John Hegley at Waterside Arts
Sarah-Clare Conlon, Literature EditorCelebrated poet and musician John Hegley is back at Waterside with his latest show, Biscuit of Destiny, based on his most recent pamphlet, A Scarcity Of Biscuit, published by Caldew Press in 2021.
The show – which won a Lustrum Award at the Edinburgh Fringe 2022 – contains poems from this new pamphlet, but not exclusively. As well as introducing audiences to a clutch of new verses, John Hegley also performs a few older favourites: glasses, dogs, trainspotters and furniture.

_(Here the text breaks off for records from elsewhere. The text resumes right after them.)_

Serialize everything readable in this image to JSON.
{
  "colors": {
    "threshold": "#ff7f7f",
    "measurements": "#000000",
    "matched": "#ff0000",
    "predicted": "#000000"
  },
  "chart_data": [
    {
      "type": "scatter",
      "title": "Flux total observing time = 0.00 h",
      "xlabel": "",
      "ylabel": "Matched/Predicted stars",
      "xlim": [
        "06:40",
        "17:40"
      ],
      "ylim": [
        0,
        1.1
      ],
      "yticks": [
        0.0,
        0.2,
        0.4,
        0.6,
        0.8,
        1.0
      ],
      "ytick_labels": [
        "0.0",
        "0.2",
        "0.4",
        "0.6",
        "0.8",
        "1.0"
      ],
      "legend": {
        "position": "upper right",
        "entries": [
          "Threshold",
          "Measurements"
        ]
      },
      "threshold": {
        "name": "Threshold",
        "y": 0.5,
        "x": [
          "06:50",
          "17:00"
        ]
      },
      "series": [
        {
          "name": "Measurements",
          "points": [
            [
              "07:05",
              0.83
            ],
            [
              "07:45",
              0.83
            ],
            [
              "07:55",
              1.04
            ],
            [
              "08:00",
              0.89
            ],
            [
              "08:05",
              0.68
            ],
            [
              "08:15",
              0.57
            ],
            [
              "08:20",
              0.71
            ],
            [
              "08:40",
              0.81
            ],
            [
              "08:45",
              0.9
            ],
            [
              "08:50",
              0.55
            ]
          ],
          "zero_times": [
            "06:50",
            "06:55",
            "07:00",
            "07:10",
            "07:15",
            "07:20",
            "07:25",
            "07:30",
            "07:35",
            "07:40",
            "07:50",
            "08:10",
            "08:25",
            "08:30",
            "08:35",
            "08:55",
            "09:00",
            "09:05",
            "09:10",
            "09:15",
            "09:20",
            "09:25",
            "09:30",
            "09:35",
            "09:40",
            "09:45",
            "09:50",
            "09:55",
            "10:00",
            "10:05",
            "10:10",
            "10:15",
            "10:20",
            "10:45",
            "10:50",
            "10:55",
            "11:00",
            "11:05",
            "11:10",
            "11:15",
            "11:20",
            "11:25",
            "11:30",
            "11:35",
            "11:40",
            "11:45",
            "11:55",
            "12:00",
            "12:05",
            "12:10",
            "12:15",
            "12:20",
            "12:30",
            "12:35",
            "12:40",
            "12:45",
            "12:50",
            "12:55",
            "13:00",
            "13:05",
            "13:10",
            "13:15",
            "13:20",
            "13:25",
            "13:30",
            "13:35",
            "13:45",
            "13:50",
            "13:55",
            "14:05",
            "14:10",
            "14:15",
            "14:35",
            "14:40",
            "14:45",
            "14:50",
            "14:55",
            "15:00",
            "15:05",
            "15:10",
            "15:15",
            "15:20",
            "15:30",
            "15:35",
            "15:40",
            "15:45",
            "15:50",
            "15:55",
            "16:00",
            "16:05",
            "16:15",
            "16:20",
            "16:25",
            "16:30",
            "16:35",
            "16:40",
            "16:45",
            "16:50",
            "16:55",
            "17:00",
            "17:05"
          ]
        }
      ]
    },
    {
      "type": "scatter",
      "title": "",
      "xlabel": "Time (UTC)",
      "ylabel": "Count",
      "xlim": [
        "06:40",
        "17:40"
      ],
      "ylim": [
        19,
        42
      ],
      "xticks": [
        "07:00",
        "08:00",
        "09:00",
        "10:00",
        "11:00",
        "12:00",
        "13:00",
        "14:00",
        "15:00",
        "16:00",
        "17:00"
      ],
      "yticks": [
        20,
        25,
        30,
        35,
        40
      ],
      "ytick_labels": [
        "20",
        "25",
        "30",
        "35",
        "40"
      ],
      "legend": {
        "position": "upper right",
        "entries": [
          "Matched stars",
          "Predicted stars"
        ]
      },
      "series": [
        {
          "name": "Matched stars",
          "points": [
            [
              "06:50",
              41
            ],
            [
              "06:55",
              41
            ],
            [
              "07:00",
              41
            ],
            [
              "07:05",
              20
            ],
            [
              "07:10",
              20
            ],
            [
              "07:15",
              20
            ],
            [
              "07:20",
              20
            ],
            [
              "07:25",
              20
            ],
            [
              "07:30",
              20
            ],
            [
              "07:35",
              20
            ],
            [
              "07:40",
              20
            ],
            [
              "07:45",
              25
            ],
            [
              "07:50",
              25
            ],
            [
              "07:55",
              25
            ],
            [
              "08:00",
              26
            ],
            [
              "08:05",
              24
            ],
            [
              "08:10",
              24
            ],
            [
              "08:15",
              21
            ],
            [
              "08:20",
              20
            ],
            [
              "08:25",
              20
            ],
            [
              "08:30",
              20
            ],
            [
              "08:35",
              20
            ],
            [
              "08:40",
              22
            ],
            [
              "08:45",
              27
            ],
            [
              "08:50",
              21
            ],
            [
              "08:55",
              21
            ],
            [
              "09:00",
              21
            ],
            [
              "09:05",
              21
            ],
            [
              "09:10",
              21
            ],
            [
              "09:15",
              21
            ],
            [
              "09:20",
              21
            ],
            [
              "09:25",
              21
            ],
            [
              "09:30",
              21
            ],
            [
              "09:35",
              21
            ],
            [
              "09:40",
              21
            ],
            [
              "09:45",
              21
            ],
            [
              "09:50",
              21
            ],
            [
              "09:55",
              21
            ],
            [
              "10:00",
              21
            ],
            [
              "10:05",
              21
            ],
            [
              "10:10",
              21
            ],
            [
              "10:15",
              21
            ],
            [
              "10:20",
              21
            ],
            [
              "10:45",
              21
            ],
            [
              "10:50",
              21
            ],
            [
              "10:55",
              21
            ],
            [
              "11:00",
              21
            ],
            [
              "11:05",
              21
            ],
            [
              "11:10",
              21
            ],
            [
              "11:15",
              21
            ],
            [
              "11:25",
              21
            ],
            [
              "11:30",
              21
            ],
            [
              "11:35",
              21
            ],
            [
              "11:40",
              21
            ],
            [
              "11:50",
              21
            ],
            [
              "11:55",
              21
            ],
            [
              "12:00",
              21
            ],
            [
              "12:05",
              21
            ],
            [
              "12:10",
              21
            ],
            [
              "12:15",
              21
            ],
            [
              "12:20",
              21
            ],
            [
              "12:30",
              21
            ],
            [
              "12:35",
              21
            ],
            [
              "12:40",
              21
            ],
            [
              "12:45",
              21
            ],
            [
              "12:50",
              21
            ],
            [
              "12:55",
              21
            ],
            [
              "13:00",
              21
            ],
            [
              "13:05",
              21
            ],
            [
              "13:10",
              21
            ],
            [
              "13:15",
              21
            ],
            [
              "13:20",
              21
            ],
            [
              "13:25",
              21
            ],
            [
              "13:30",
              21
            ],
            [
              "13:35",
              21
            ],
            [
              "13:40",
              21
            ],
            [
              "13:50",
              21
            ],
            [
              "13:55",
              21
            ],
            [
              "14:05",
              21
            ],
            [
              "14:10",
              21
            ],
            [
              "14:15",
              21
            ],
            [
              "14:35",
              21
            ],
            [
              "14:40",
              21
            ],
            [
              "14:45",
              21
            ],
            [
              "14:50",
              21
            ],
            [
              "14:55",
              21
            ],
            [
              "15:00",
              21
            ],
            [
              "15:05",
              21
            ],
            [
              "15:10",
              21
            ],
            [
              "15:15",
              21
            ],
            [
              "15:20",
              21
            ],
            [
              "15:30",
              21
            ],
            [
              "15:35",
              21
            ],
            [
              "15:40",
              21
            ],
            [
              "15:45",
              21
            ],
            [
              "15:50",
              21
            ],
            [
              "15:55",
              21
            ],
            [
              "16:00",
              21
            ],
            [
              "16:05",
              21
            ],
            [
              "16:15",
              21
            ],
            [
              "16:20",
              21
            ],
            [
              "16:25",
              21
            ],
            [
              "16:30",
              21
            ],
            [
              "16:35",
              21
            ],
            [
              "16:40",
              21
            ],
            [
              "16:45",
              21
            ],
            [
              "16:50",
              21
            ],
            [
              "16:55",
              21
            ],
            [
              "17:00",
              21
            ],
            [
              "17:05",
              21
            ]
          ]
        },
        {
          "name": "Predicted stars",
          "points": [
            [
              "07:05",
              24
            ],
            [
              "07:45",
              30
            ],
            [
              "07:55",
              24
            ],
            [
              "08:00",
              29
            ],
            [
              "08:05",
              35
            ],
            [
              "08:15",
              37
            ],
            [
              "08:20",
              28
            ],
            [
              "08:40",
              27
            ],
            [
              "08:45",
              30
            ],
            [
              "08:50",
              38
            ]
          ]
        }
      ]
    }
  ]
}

It delves into the more eccentric side of Romantic poet John Keats, courtesy John Keats’s hobby horse, alongside everyday goings-on in the Hegley homes of now and yesteryear. There’s a cardboard camel with a moving jaw, seven drawings of elephants, myths, discos, daleks, the search for a sense of self-worth, and “a teacher who made a word of difference. Yes, it took only one word.” There’s optional community singing and opportunities to dance along too. We’re told: “The show, devised for adults, is not unsuitable for the odd nine-year-old.”
As well as introducing audiences to a clutch of new verses, John Hegley also performs a few older favourites: glasses, dogs, trainspotters and furniture.
He was the Keats House poet-in-residence in 2012, and in his pamphlet, A Scarcity Of Biscuit, John Hegley weaves a colourful collection of musings, drawings and dialogues around the poems, letters and loved ones of John Keats. If you are a lover of Keats’s poetry, or are newer to the poet and want to explore his work, this collection allows the reader to share in the author’s enthusiasm and passion for one of Britain’s best-loved literary figures.
John Hegley was born in Islington, North London and now lives in the neighbouring borough of Hackney. He was educated at schools in Luton and Bristol before studying Sociology/European Literature and the History of Ideas at the University of Bradford. John has a cult following, having toured nationally and internationally for the past 40 years, and regularly appearing on BBC Radio. He he has been a Perrier Comedy Award nominee, and his livelihood has mainly been made by creating and performing content for workshops, festivals and theatre and radio. This has consisted of songs, poems, drawings, and other activities, including French baroque dance. With his band The Popticians, he featured on the John Peel sessions in the 1980s. He hosted the Border TV poetry series Word Of Mouth, presented three series of Hearing With Hegley on BBC Radio 4, and in 2010 he presented Warning, May Contain Nuts, challenging stigmas around mental illness. In 2019 he toured art galleries in England with Putting You In The Picture; working with children to explore and respond to artworks with drawing and writing.